While the technical data points to some positive signs and the economy actually grew, the pulse of individuals still remains fearful. Economic gloom and doom doesn’t have a mortal enemy that clearly pronounces the proverbial all-clear. While the media loves to provide data illuminating every wrinkle in our economic system, good news remains sparse at best.
Are we still in a recession? Either way, what does it really matter? From a personal financial standpoint, it really doesn’t matter. Our habits and financial wherewithal should always remain diligent. I live in Nashville, the city that experienced an enormous flood that some experts claim to be a 500 or maybe a 1000 year flood. Does it matter to those flood victims if we are or aren’t in a recession? Of course not, but what does matter is sound financial planning and decisions.
Sound financial decisions transcend good and bad economic data or even disasters. The stock market is out of our control, and the ups and downs associated with our economy are beyond the reach of our hands. Focusing on something that is out of our control is not productive.
If we can’t control the market or the economy, what can we control?

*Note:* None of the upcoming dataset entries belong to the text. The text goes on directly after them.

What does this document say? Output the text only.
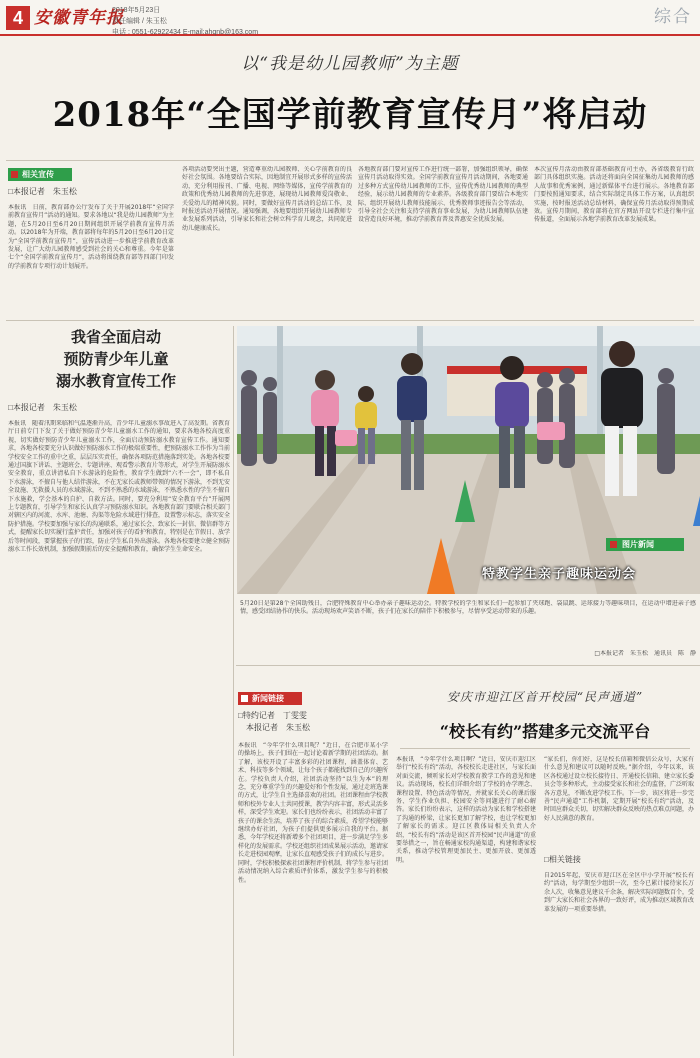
4 安徽青年报
2018年5月23日
责任编辑 / 朱玉松
电话 : 0551-62922434 E-mail:ahqnb@163.com
综合
以“我是幼儿园教师”为主题
2018年“全国学前教育宣传月”将启动
相关宣传
□本报记者　朱玉松
本报讯　日前，教育部办公厅发布了关于开展2018年“全国学前教育宣传月”活动的通知。要求各地以“我是幼儿园教师”为主题，在5月20日至6月20日期间组织开展学前教育宣传月活动。以2018年为开端，教育部将每年的5月20日至6月20日定为“全国学前教育宣传月”，宣传活动进一步推进学前教育改革发展，让广大幼儿园教师感受到社会的关心和尊重。今年是第七个“全国学前教育宣传月”，活动将围绕教育部等四部门印发的学前教育专项行动计划展开。
各项活动要突出主题，营造尊重幼儿园教师、关心学前教育的良好社会氛围。各地要结合实际，因地制宜开展形式多样的宣传活动，充分利用报刊、广播、电视、网络等媒体，宣传学前教育的政策和优秀幼儿园教师的先进事迹，展现幼儿园教师爱岗敬业、关爱幼儿的精神风貌。同时，要做好宣传月活动的总结工作，及时报送活动开展情况。通知强调，各地要组织开展幼儿园教师专业发展系列活动，引导家长和社会树立科学育儿观念，共同促进幼儿健康成长。
各地教育部门要对宣传工作进行统一部署，加强组织领导，确保宣传月活动取得实效。全国学前教育宣传月活动期间，各地要通过多种方式宣传幼儿园教师的工作，宣传优秀幼儿园教师的典型经验，展示幼儿园教师的专业素养。各级教育部门要结合本地实际，组织开展幼儿教师技能展示、优秀教师事迹报告会等活动，引导全社会关注和支持学前教育事业发展，为幼儿园教师队伍建设营造良好环境，推动学前教育普及普惠安全优质发展。
本次宣传月活动由教育部基础教育司主办，各省级教育行政部门具体组织实施。活动还将面向全国征集幼儿园教师的感人故事和优秀案例，通过新媒体平台进行展示。各地教育部门要按照通知要求，结合实际制定具体工作方案，认真组织实施，按时报送活动总结材料，确保宣传月活动取得预期成效。宣传月期间，教育部将在官方网站开设专栏进行集中宣传报道，全面展示各地学前教育改革发展成果。
我省全面启动
预防青少年儿童
溺水教育宣传工作
□本报记者　朱玉松
本报讯　随着汛期来临和气温逐渐升高，青少年儿童溺水事故进入了高发期。省教育厅日前专门下发了关于做好预防青少年儿童溺水工作的通知，要求各地各校高度重视，切实做好预防青少年儿童溺水工作，全面启动预防溺水教育宣传工作。通知要求，各地各校要充分认识做好预防溺水工作的极端重要性，把预防溺水工作作为当前学校安全工作的重中之重，层层压实责任，确保各项防范措施落到实处。各地各校要通过国旗下讲话、主题班会、专题讲座、观看警示教育片等形式，对学生开展防溺水安全教育，重点讲清私自下水游泳的危险性，教育学生做到“六不一会”，即不私自下水游泳，不擅自与他人结伴游泳，不在无家长或教师带领的情况下游泳，不到无安全设施、无救援人员的水域游泳，不到不熟悉的水域游泳，不熟悉水性的学生不擅自下水施救，学会基本的自护、自救方法。同时，要充分利用“安全教育平台”开展网上专题教育，引导学生和家长认真学习预防溺水知识。各地教育部门要联合相关部门对辖区内的河流、水库、池塘、沟渠等危险水域进行排查，设置警示标志，落实安全防护措施。学校要加强与家长的沟通联系，通过家长会、致家长一封信、微信群等方式，提醒家长切实履行监护责任，加强对孩子的看护和教育，特别是在节假日、放学后等时间段，要掌握孩子的行踪，防止学生私自外出游泳。各地各校要建立健全预防溺水工作长效机制，加强假期前后的安全提醒和教育，确保学生生命安全。
图片新闻
特教学生亲子趣味运动会
5月20日是第28个全国助残日，合肥特殊教育中心举办亲子趣味运动会。特教学校的学生和家长们一起参加了夹球跑、袋鼠跳、运球接力等趣味项目，在运动中增进亲子感情，感受团结协作的快乐。活动现场欢声笑语不断，孩子们在家长的陪伴下积极参与，尽情享受运动带来的乐趣。
□本报记者　朱玉松　通讯员　陈　静
新闻链接
□特约记者　丁雯雯
　本报记者　朱玉松
本报讯　“今年学什么项目呢？”近日，在合肥市某小学的操场上，孩子们围在一起讨论着新学期的社团活动。据了解，该校开设了丰富多彩的社团课程，涵盖体育、艺术、科技等多个领域，让每个孩子都能找到自己的兴趣所在。学校负责人介绍，社团活动坚持“以生为本”的理念，充分尊重学生的兴趣爱好和个性发展，通过走班选课的方式，让学生自主选择喜欢的社团。社团课程由学校教师和校外专业人士共同授课，教学内容丰富，形式灵活多样，深受学生欢迎。家长们也纷纷表示，社团活动丰富了孩子的课余生活，培养了孩子的综合素质，希望学校能够继续办好社团，为孩子们提供更多展示自我的平台。据悉，今年学校还将新增多个社团项目，进一步满足学生多样化的发展需求。学校还组织社团成果展示活动，邀请家长走进校园观摩，让家长直观感受孩子们的成长与进步。同时，学校积极探索社团课程评价机制，将学生参与社团活动情况纳入综合素质评价体系，激发学生参与的积极性。
安庆市迎江区首开校园“民声通道”
“校长有约”搭建多元交流平台
本报讯　“今年学什么项目啊？”近日，安庆市迎江区举行“校长有约”活动，各校校长走进社区，与家长面对面交流，倾听家长对学校教育教学工作的意见和建议。活动现场，校长们详细介绍了学校的办学理念、课程设置、特色活动等情况，并就家长关心的课后服务、学生作业负担、校园安全等问题进行了耐心解答。家长们纷纷表示，这样的活动为家长和学校搭建了沟通的桥梁，让家长更加了解学校，也让学校更加了解家长的需求。迎江区教体局相关负责人介绍，“校长有约”活动是该区首开校园“民声通道”的重要举措之一，旨在畅通家校沟通渠道，构建和谐家校关系，推动学校管理更加民主、更加开放、更加透明。
“家长们，你们好，这是校长信箱和微信公众号，大家有什么意见和建议可以随时反映。”据介绍，今年以来，该区各校通过设立校长接待日、开通校长信箱、建立家长委员会等多种形式，主动接受家长和社会的监督，广泛听取各方意见，不断改进学校工作。下一步，该区将进一步完善“民声通道”工作机制，定期开展“校长有约”活动，及时回应群众关切，切实解决群众反映的热点难点问题，办好人民满意的教育。
□相关链接
自2015年起，安庆市迎江区在全区中小学开展“校长有约”活动，每学期至少组织一次，至今已累计接待家长万余人次，收集意见建议千余条，解决实际问题数百个，受到广大家长和社会各界的一致好评，成为推动区域教育改革发展的一项重要举措。
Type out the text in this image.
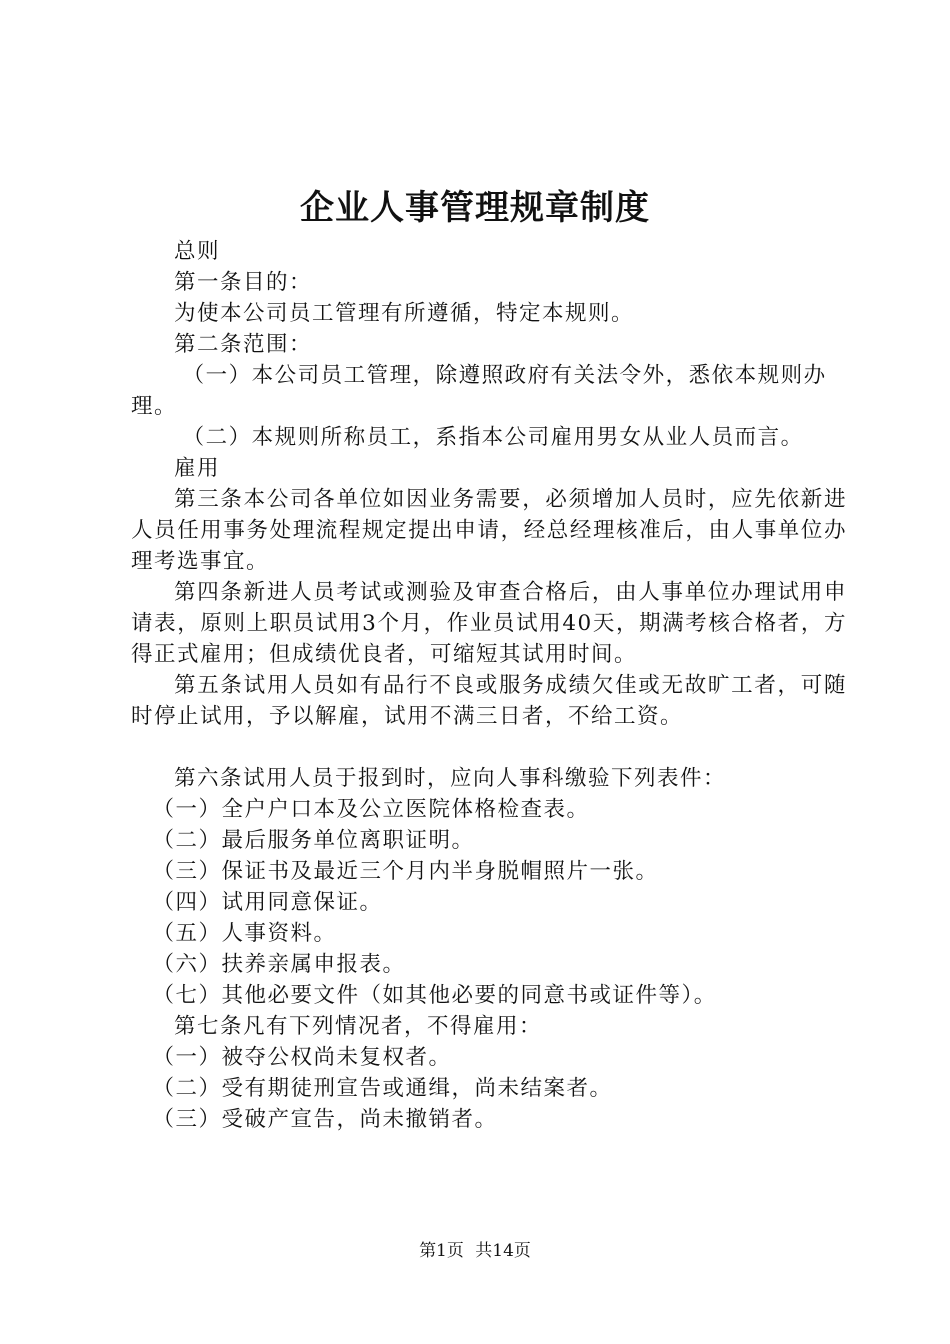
企业人事管理规章制度

总则

第一条目的：

为使本公司员工管理有所遵循，特定本规则。

第二条范围：

（一）本公司员工管理，除遵照政府有关法令外，悉依本规则办理。

（二）本规则所称员工，系指本公司雇用男女从业人员而言。

雇用

第三条本公司各单位如因业务需要，必须增加人员时，应先依新进人员任用事务处理流程规定提出申请，经总经理核准后，由人事单位办理考选事宜。

第四条新进人员考试或测验及审查合格后，由人事单位办理试用申请表，原则上职员试用3个月，作业员试用40天，期满考核合格者，方得正式雇用；但成绩优良者，可缩短其试用时间。

第五条试用人员如有品行不良或服务成绩欠佳或无故旷工者，可随时停止试用，予以解雇，试用不满三日者，不给工资。

第六条试用人员于报到时，应向人事科缴验下列表件：

（一）全户户口本及公立医院体格检查表。

（二）最后服务单位离职证明。

（三）保证书及最近三个月内半身脱帽照片一张。

（四）试用同意保证。

（五）人事资料。

（六）扶养亲属申报表。

（七）其他必要文件（如其他必要的同意书或证件等）。

第七条凡有下列情况者，不得雇用：

（一）被夺公权尚未复权者。

（二）受有期徒刑宣告或通缉，尚未结案者。

（三）受破产宣告，尚未撤销者。

第1页 共14页
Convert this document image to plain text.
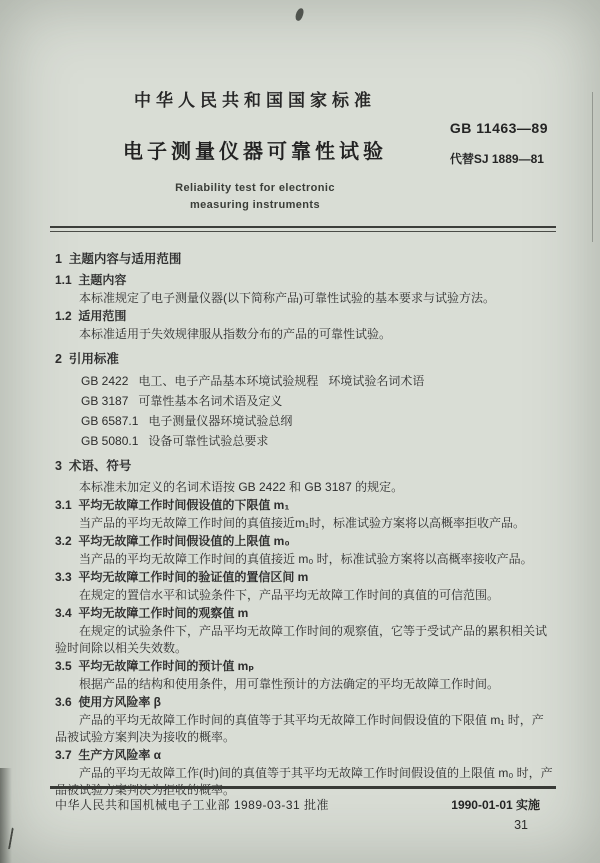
中华人民共和国国家标准
电子测量仪器可靠性试验
Reliability test for electronic
measuring instruments
GB 11463—89
代替SJ 1889—81
1  主题内容与适用范围
1.1  主题内容
本标准规定了电子测量仪器(以下简称产品)可靠性试验的基本要求与试验方法。
1.2  适用范围
本标准适用于失效规律服从指数分布的产品的可靠性试验。
2  引用标准
GB 2422   电工、电子产品基本环境试验规程   环境试验名词术语
GB 3187   可靠性基本名词术语及定义
GB 6587.1   电子测量仪器环境试验总纲
GB 5080.1   设备可靠性试验总要求
3  术语、符号
本标准未加定义的名词术语按 GB 2422 和 GB 3187 的规定。
3.1  平均无故障工作时间假设值的下限值 m₁
当产品的平均无故障工作时间的真值接近m₁时，标准试验方案将以高概率拒收产品。
3.2  平均无故障工作时间假设值的上限值 m₀
当产品的平均无故障工作时间的真值接近 m₀ 时，标准试验方案将以高概率接收产品。
3.3  平均无故障工作时间的验证值的置信区间 m
在规定的置信水平和试验条件下，产品平均无故障工作时间的真值的可信范围。
3.4  平均无故障工作时间的观察值 m
在规定的试验条件下，产品平均无故障工作时间的观察值，它等于受试产品的累积相关试验时间除以相关失效数。
3.5  平均无故障工作时间的预计值 mₚ
根据产品的结构和使用条件，用可靠性预计的方法确定的平均无故障工作时间。
3.6  使用方风险率 β
产品的平均无故障工作时间的真值等于其平均无故障工作时间假设值的下限值 m₁ 时，产品被试验方案判决为接收的概率。
3.7  生产方风险率 α
产品的平均无故障工作(时)间的真值等于其平均无故障工作时间假设值的上限值 m₀ 时，产品被试验方案判决为拒收的概率。
中华人民共和国机械电子工业部 1989-03-31 批准	1990-01-01 实施
31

The items listed below will allow you to focus on the things you can control, while participating in financial growth, buffering against economic downturns, and all while providing support during emergencies.
Have sufficient cash liquidity.
Liquidity is the keystone of the financial foundation. Emergency funds (cash) can provide liquidity to those in need during emergencies, large or small. This cash can prevent folks from going into debt for purchases that are necessary to return life to normal.
Live within your means.
Spend less than you make….save 10% of your income. These old adages will ensure that some money is set aside for tomorrow.
Dollar cost average.
Continue to be a buyer during economic downturns. Buying at regular intervals (such as into a 401k plan) will help buffer the ups and downs of the market.
Proactively manage your tax liability.
Proper tax and strategic planning can help reduce the single largest recurring expense that most Americans face.
Invest for the long term.
Don’t try to time the market. Timing the market most often results in disappointment. By focusing on the long term, the short term ups and downs become blips on the radar screen.
What we do behaviorally (controlling the things we can control) is much more important that what the market is doing or how the economy is holding up. So whether we are in a recession or not, the 5 tips above are simple to implement, yet extremely effective.